Battery capacity is quoted in mAh, but the work a battery does is in Wh. Multiplying mAh by nominal cell voltage gives you the figure that actually drives runtime calculations, transport classification under UN 38.3, and the dollars-per-kWh number a procurement team needs to compare modules from different suppliers on a fair basis. A 5,000 mAh cell at 3.7 V (18.5 Wh) is a very different battery to a 5,000 mAh cell at 12 V (60 Wh), and the bill of materials reflects that.

For an industrial site running portable comms kit, mobile IoT sensors, or temporary instrumentation, the mAh to Wh conversion is what turns a vendor spec sheet into a deployment plan. If a sensor draws 200 mW on average and you need a six-month service interval, that is around 850 Wh of useful capacity required, plus margin for cold ambient, end-of-life capacity fade and discharge curve flatness. Sized in Wh, the answer maps directly onto the cell formats available, and the kit you order has a fighting chance of lasting the cycle.

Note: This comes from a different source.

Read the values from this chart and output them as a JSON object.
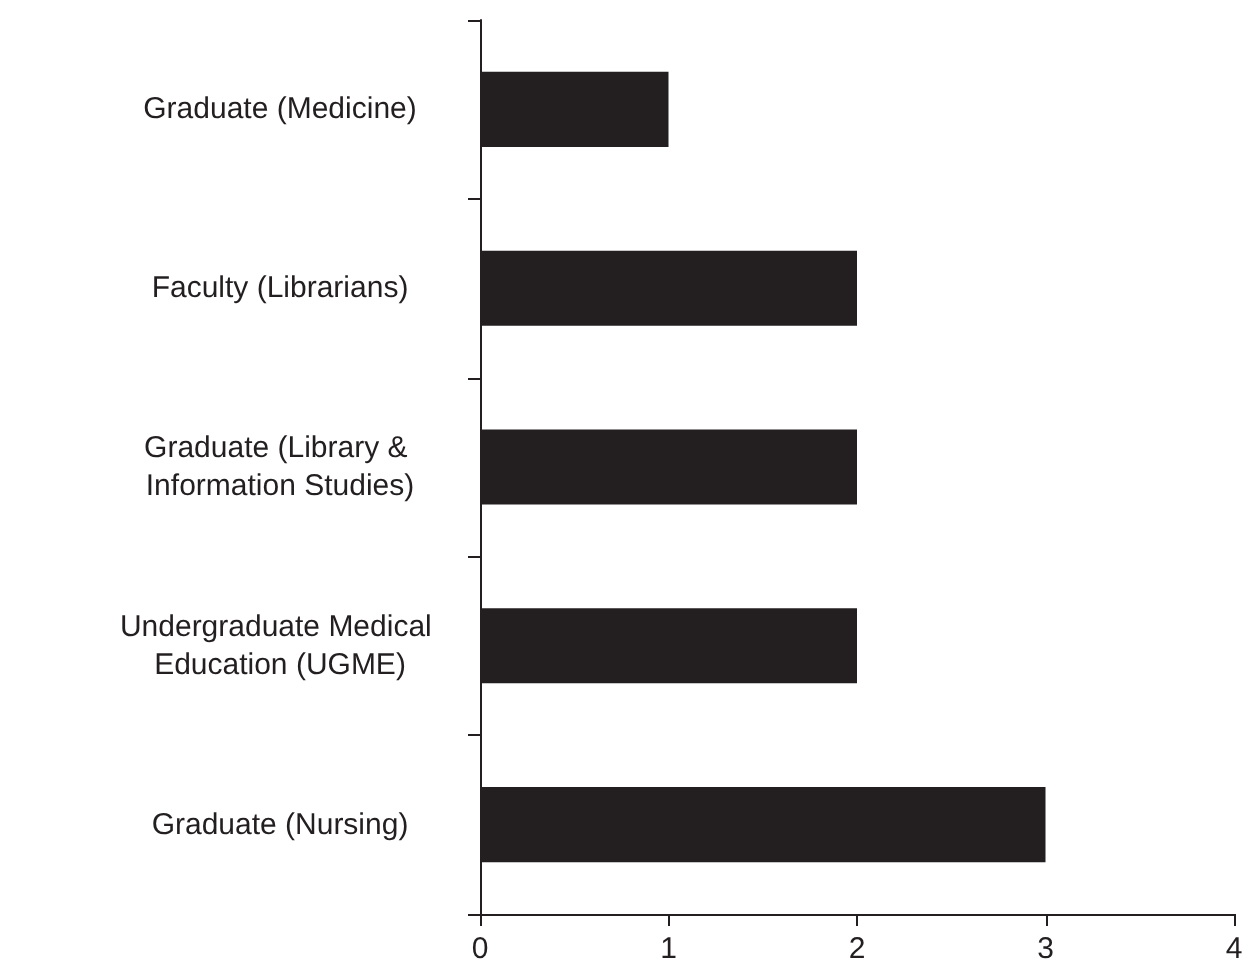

For battery energy storage system (BESS) procurement at the I&C scale, the same conversion sits underneath the modular pricing. Suppliers will quote a price per kWh of usable capacity, but the underlying cells are characterised in mAh at a defined C-rate. Reconciling the two is what reveals whether the headline price is on rated cell capacity (optimistic) or on end-of-life usable energy at the system level (realistic), and which is the right number for a 10 or 15 year financial model on a behind-the-meter battery.